As falhas do governo Fernando Henrique, aliás, devem ser um dos pontos mais explorados pelos petistas neste segundo turno, como forma de tentar atingir o candidato governista à Presidência, José Serra (PSDB). “Se não resolveu em oito anos, vai resolver agora?”, disse o senador eleito Aloizio Mercadante (SP), que participou do evento no hotel paulistano.

O parlamentar, no entanto, sustentou que a tônica da campanha continuará sendo “propositiva”, sem ataques ao tucano.

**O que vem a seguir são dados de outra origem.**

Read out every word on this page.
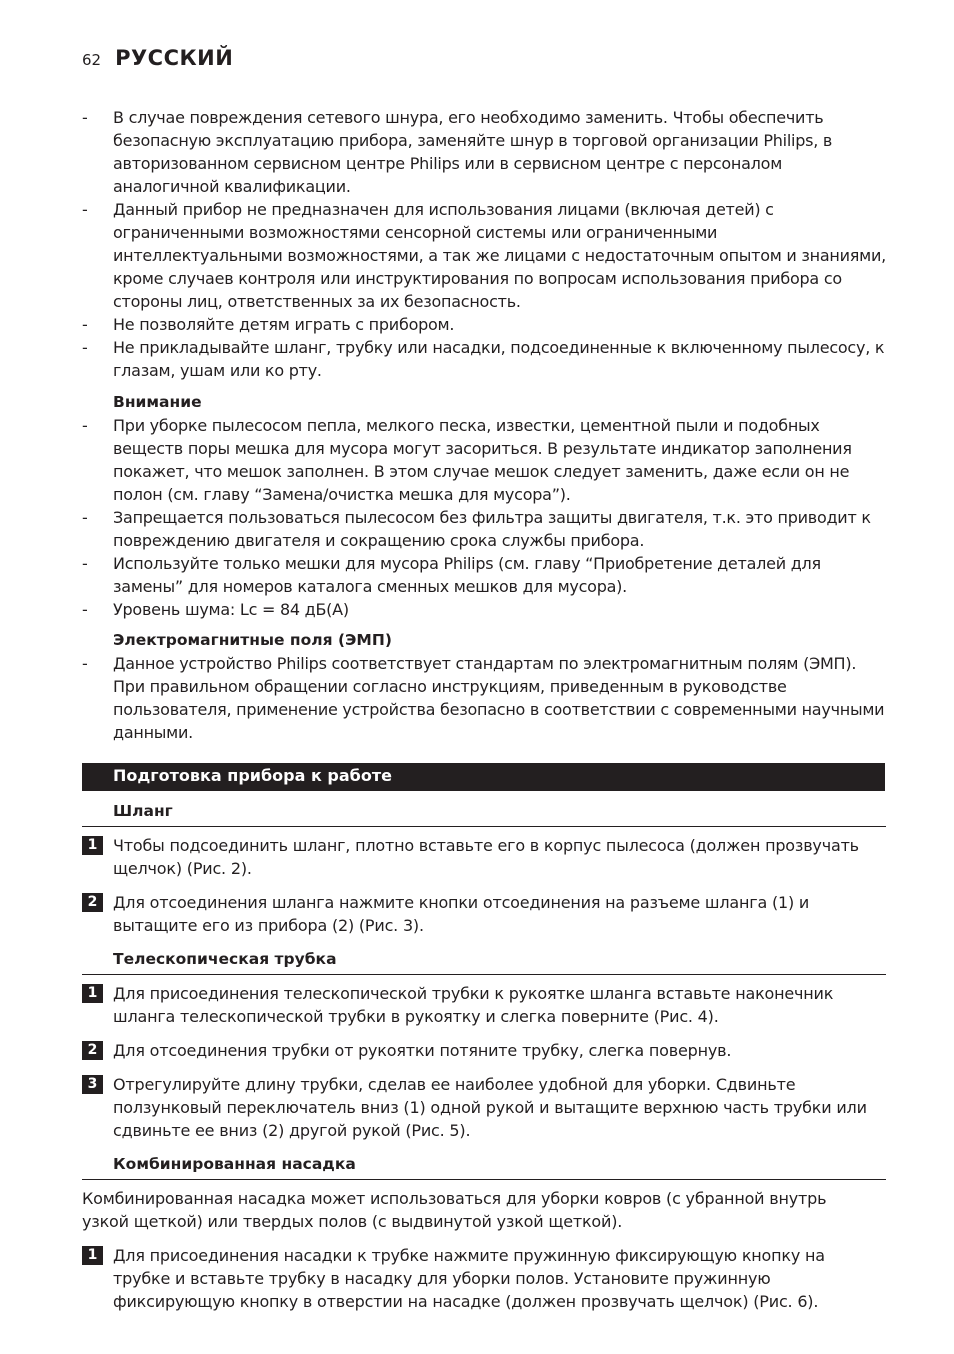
62 РУССКИЙ
- В случае повреждения сетевого шнура, его необходимо заменить. Чтобы обеспечить безопасную эксплуатацию прибора, заменяйте шнур в торговой организации Philips, в авторизованном сервисном центре Philips или в сервисном центре с персоналом аналогичной квалификации.
- Данный прибор не предназначен для использования лицами (включая детей) с ограниченными возможностями сенсорной системы или ограниченными интеллектуальными возможностями, а так же лицами с недостаточным опытом и знаниями, кроме случаев контроля или инструктирования по вопросам использования прибора со стороны лиц, ответственных за их безопасность.
- Не позволяйте детям играть с прибором.
- Не прикладывайте шланг, трубку или насадки, подсоединенные к включенному пылесосу, к глазам, ушам или ко рту.
Внимание
- При уборке пылесосом пепла, мелкого песка, известки, цементной пыли и подобных веществ поры мешка для мусора могут засориться. В результате индикатор заполнения покажет, что мешок заполнен. В этом случае мешок следует заменить, даже если он не полон (см. главу “Замена/очистка мешка для мусора”).
- Запрещается пользоваться пылесосом без фильтра защиты двигателя, т.к. это приводит к повреждению двигателя и сокращению срока службы прибора.
- Используйте только мешки для мусора Philips (см. главу “Приобретение деталей для замены” для номеров каталога сменных мешков для мусора).
- Уровень шума: Lc = 84 дБ(A)
Электромагнитные поля (ЭМП)
- Данное устройство Philips соответствует стандартам по электромагнитным полям (ЭМП). При правильном обращении согласно инструкциям, приведенным в руководстве пользователя, применение устройства безопасно в соответствии с современными научными данными.
Подготовка прибора к работе
Шланг
1 Чтобы подсоединить шланг, плотно вставьте его в корпус пылесоса (должен прозвучать щелчок) (Рис. 2).
2 Для отсоединения шланга нажмите кнопки отсоединения на разъеме шланга (1) и вытащите его из прибора (2) (Рис. 3).
Телескопическая трубка
1 Для присоединения телескопической трубки к рукоятке шланга вставьте наконечник шланга телескопической трубки в рукоятку и слегка поверните (Рис. 4).
2 Для отсоединения трубки от рукоятки потяните трубку, слегка повернув.
3 Отрегулируйте длину трубки, сделав ее наиболее удобной для уборки. Сдвиньте ползунковый переключатель вниз (1) одной рукой и вытащите верхнюю часть трубки или сдвиньте ее вниз (2) другой рукой (Рис. 5).
Комбинированная насадка
Комбинированная насадка может использоваться для уборки ковров (с убранной внутрь узкой щеткой) или твердых полов (с выдвинутой узкой щеткой).
1 Для присоединения насадки к трубке нажмите пружинную фиксирующую кнопку на трубке и вставьте трубку в насадку для уборки полов. Установите пружинную фиксирующую кнопку в отверстии на насадке (должен прозвучать щелчок) (Рис. 6).
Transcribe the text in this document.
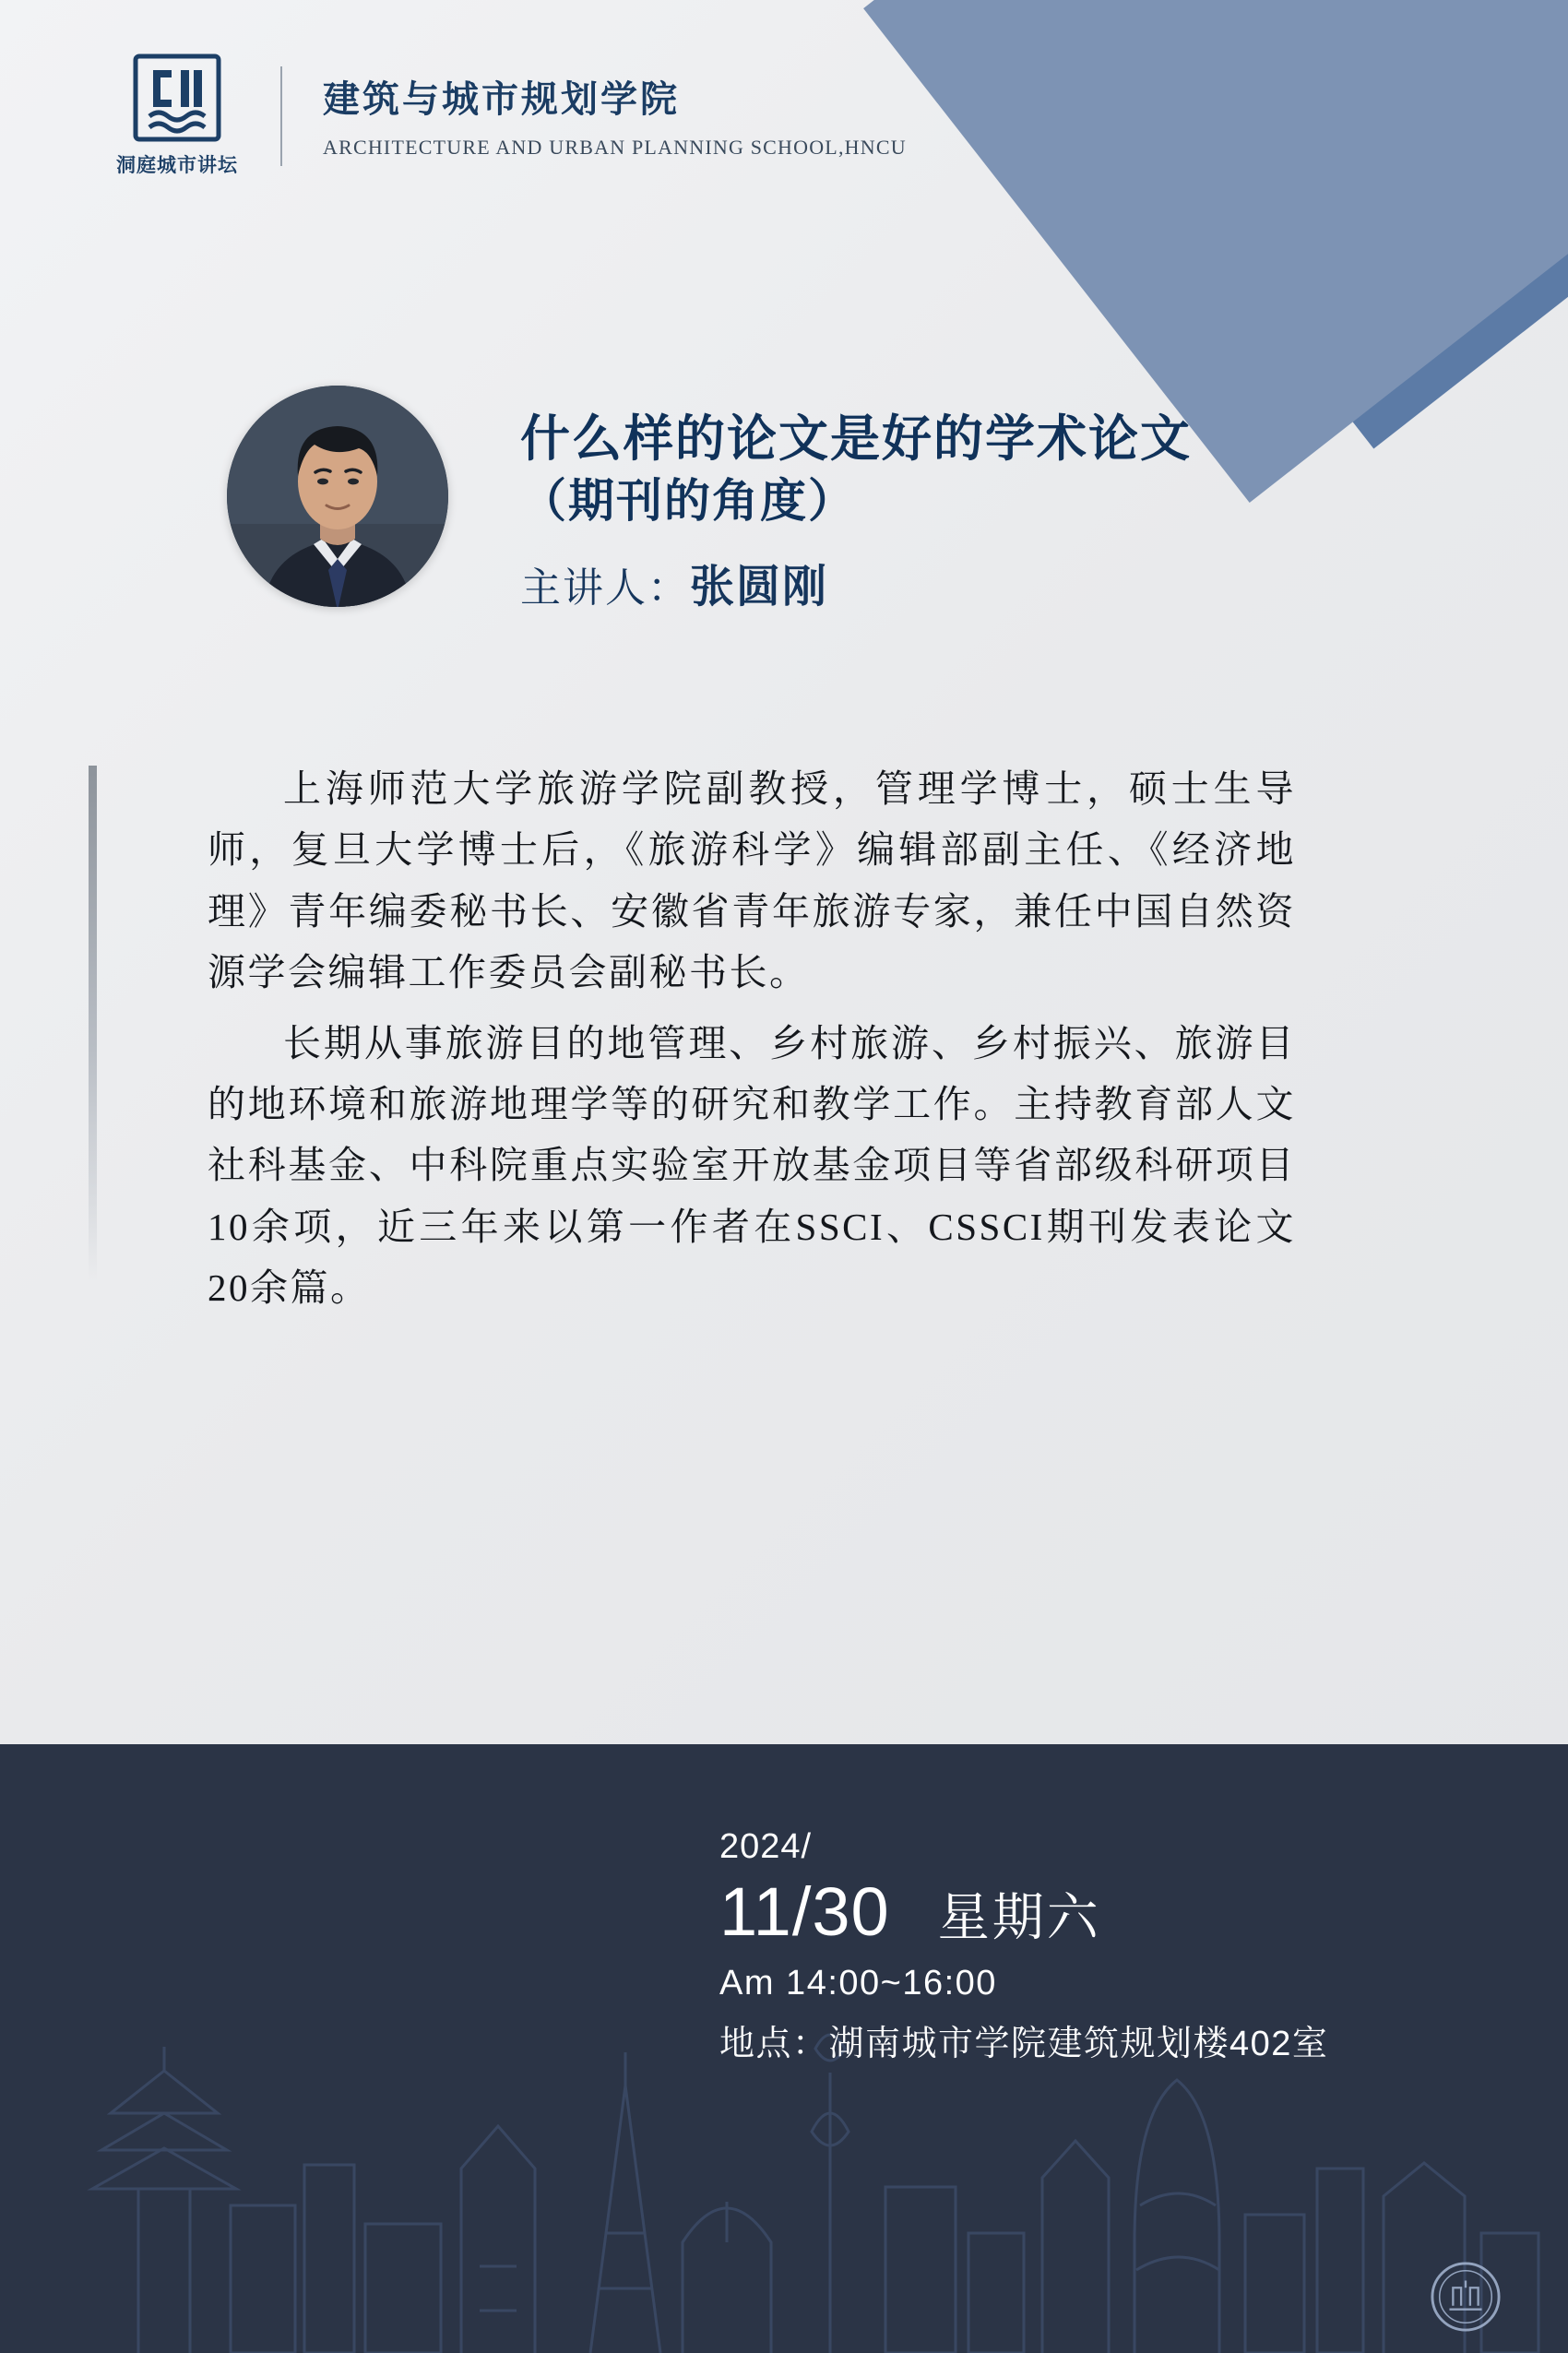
洞庭城市讲坛
建筑与城市规划学院
ARCHITECTURE AND URBAN PLANNING SCHOOL,HNCU
什么样的论文是好的学术论文
（期刊的角度）
主讲人：张圆刚

上海师范大学旅游学院副教授，管理学博士，硕士生导师，复旦大学博士后，《旅游科学》编辑部副主任、《经济地理》青年编委秘书长、安徽省青年旅游专家，兼任中国自然资源学会编辑工作委员会副秘书长。

长期从事旅游目的地管理、乡村旅游、乡村振兴、旅游目的地环境和旅游地理学等的研究和教学工作。主持教育部人文社科基金、中科院重点实验室开放基金项目等省部级科研项目10余项，近三年来以第一作者在SSCI、CSSCI期刊发表论文20余篇。

2024/
11/30 星期六
Am 14:00~16:00
地点：湖南城市学院建筑规划楼402室
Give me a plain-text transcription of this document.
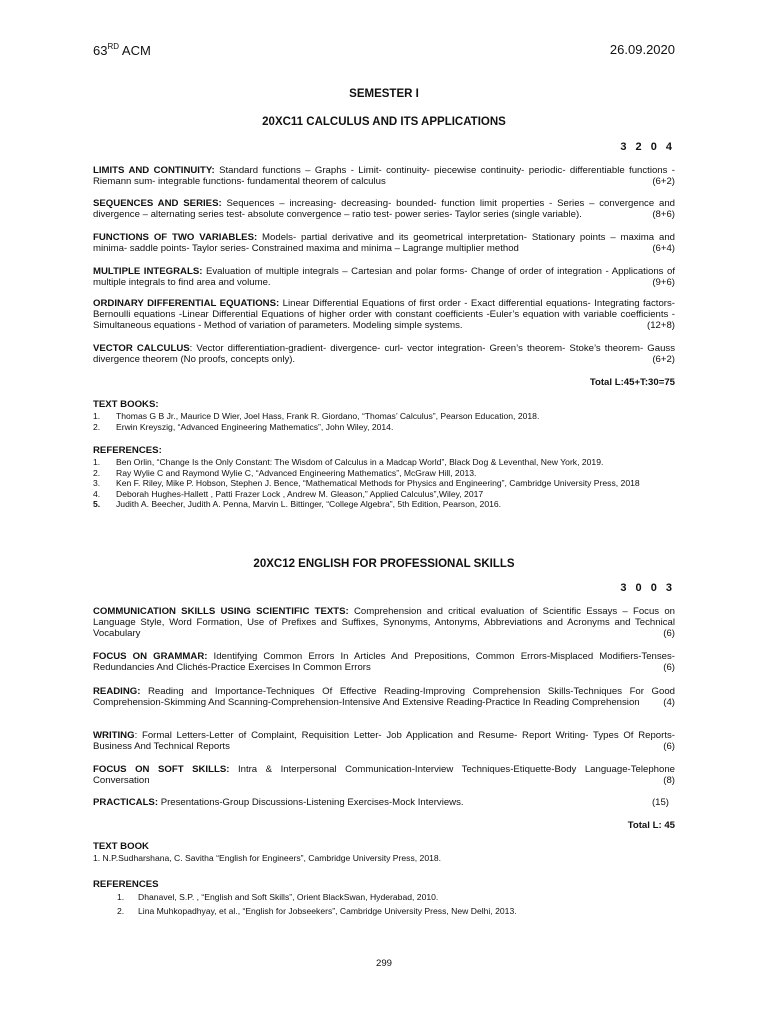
63RD ACM	26.09.2020
SEMESTER I
20XC11 CALCULUS AND ITS APPLICATIONS
3 2 0 4
LIMITS AND CONTINUITY: Standard functions – Graphs - Limit- continuity- piecewise continuity- periodic- differentiable functions - Riemann sum- integrable functions- fundamental theorem of calculus	(6+2)
SEQUENCES AND SERIES: Sequences – increasing- decreasing- bounded- function limit properties - Series – convergence and divergence – alternating series test- absolute convergence – ratio test- power series- Taylor series (single variable).	(8+6)
FUNCTIONS OF TWO VARIABLES: Models- partial derivative and its geometrical interpretation- Stationary points – maxima and minima- saddle points- Taylor series- Constrained maxima and minima – Lagrange multiplier method	(6+4)
MULTIPLE INTEGRALS: Evaluation of multiple integrals – Cartesian and polar forms- Change of order of integration - Applications of multiple integrals to find area and volume.	(9+6)
ORDINARY DIFFERENTIAL EQUATIONS: Linear Differential Equations of first order - Exact differential equations- Integrating factors- Bernoulli equations -Linear Differential Equations of higher order with constant coefficients -Euler’s equation with variable coefficients - Simultaneous equations - Method of variation of parameters. Modeling simple systems.	(12+8)
VECTOR CALCULUS: Vector differentiation-gradient- divergence- curl- vector integration- Green’s theorem- Stoke’s theorem- Gauss divergence theorem (No proofs, concepts only).	(6+2)
Total L:45+T:30=75
TEXT BOOKS:
1. Thomas G B Jr., Maurice D Wier, Joel Hass, Frank R. Giordano, “Thomas’ Calculus”, Pearson Education, 2018.
2. Erwin Kreyszig, “Advanced Engineering Mathematics”, John Wiley, 2014.
REFERENCES:
1. Ben Orlin, “Change Is the Only Constant: The Wisdom of Calculus in a Madcap World”, Black Dog & Leventhal, New York, 2019.
2. Ray Wylie C and Raymond Wylie C, “Advanced Engineering Mathematics”, McGraw Hill, 2013.
3. Ken F. Riley, Mike P. Hobson, Stephen J. Bence, “Mathematical Methods for Physics and Engineering”, Cambridge University Press, 2018
4. Deborah Hughes-Hallett , Patti Frazer Lock , Andrew M. Gleason,” Applied Calculus”,Wiley, 2017
5. Judith A. Beecher, Judith A. Penna, Marvin L. Bittinger, “College Algebra”, 5th Edition, Pearson, 2016.
20XC12 ENGLISH FOR PROFESSIONAL SKILLS
3 0 0 3
COMMUNICATION SKILLS USING SCIENTIFIC TEXTS: Comprehension and critical evaluation of Scientific Essays – Focus on Language Style, Word Formation, Use of Prefixes and Suffixes, Synonyms, Antonyms, Abbreviations and Acronyms and Technical Vocabulary	(6)
FOCUS ON GRAMMAR: Identifying Common Errors In Articles And Prepositions, Common Errors-Misplaced Modifiers-Tenses-Redundancies And Clichés-Practice Exercises In Common Errors	(6)
READING: Reading and Importance-Techniques Of Effective Reading-Improving Comprehension Skills-Techniques For Good Comprehension-Skimming And Scanning-Comprehension-Intensive And Extensive Reading-Practice In Reading Comprehension (4)
WRITING: Formal Letters-Letter of Complaint, Requisition Letter- Job Application and Resume- Report Writing- Types Of Reports- Business And Technical Reports	(6)
FOCUS ON SOFT SKILLS: Intra & Interpersonal Communication-Interview Techniques-Etiquette-Body Language-Telephone Conversation	(8)
PRACTICALS: Presentations-Group Discussions-Listening Exercises-Mock Interviews.	(15)
Total L: 45
TEXT BOOK
1. N.P.Sudharshana, C. Savitha “English for Engineers”, Cambridge University Press, 2018.
REFERENCES
1. Dhanavel, S.P. , “English and Soft Skills”, Orient BlackSwan, Hyderabad, 2010.
2. Lina Muhkopadhyay, et al., “English for Jobseekers”, Cambridge University Press, New Delhi, 2013.
299
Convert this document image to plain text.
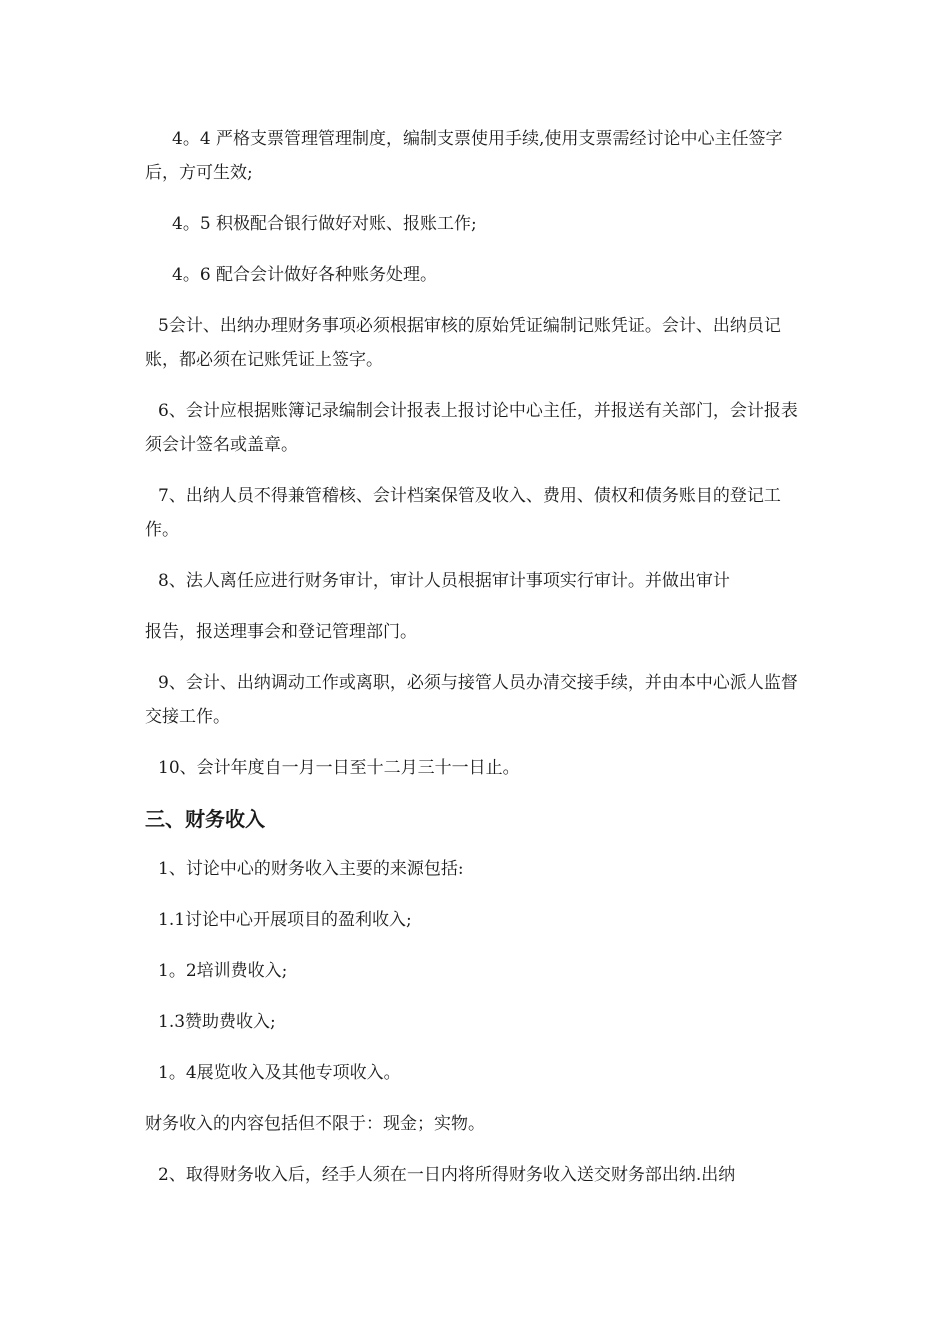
4。4 严格支票管理管理制度，编制支票使用手续,使用支票需经讨论中心主任签字后，方可生效;

4。5 积极配合银行做好对账、报账工作;

4。6 配合会计做好各种账务处理。

5会计、出纳办理财务事项必须根据审核的原始凭证编制记账凭证。会计、出纳员记账，都必须在记账凭证上签字。

6、会计应根据账簿记录编制会计报表上报讨论中心主任，并报送有关部门，会计报表须会计签名或盖章。

7、出纳人员不得兼管稽核、会计档案保管及收入、费用、债权和债务账目的登记工作。

8、法人离任应进行财务审计，审计人员根据审计事项实行审计。并做出审计

报告，报送理事会和登记管理部门。

9、会计、出纳调动工作或离职，必须与接管人员办清交接手续，并由本中心派人监督交接工作。

10、会计年度自一月一日至十二月三十一日止。

三、财务收入

1、讨论中心的财务收入主要的来源包括:

1.1讨论中心开展项目的盈利收入;

1。2培训费收入;

1.3赞助费收入;

1。4展览收入及其他专项收入。

财务收入的内容包括但不限于：现金；实物。

2、取得财务收入后，经手人须在一日内将所得财务收入送交财务部出纳.出纳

Os petistas também afirmam não acreditar em ataques pesados vindos do adversário. “Não haverá ataques, porque o Serra atacou no primeiro turno e foi prejudicado por isso”, disse Luiz Dulce, secretário-geral do PT.

Ironias

Na entrevista, Lula sugeriu, ironicamente, que chegou a acreditar que a turbulência financeira poderia até ajudá-lo nesta sucessão. “Houve um momento no qual achei que a questão do mercado era tão importante que o povo iria resolver as eleições já no primeiro turno”, contou. “Mas me parece que o povo não teve essa preocupação econômica exagerada dos analistas e decidiu escolher, de forma democrática, seu presidente no segundo turno”, completou.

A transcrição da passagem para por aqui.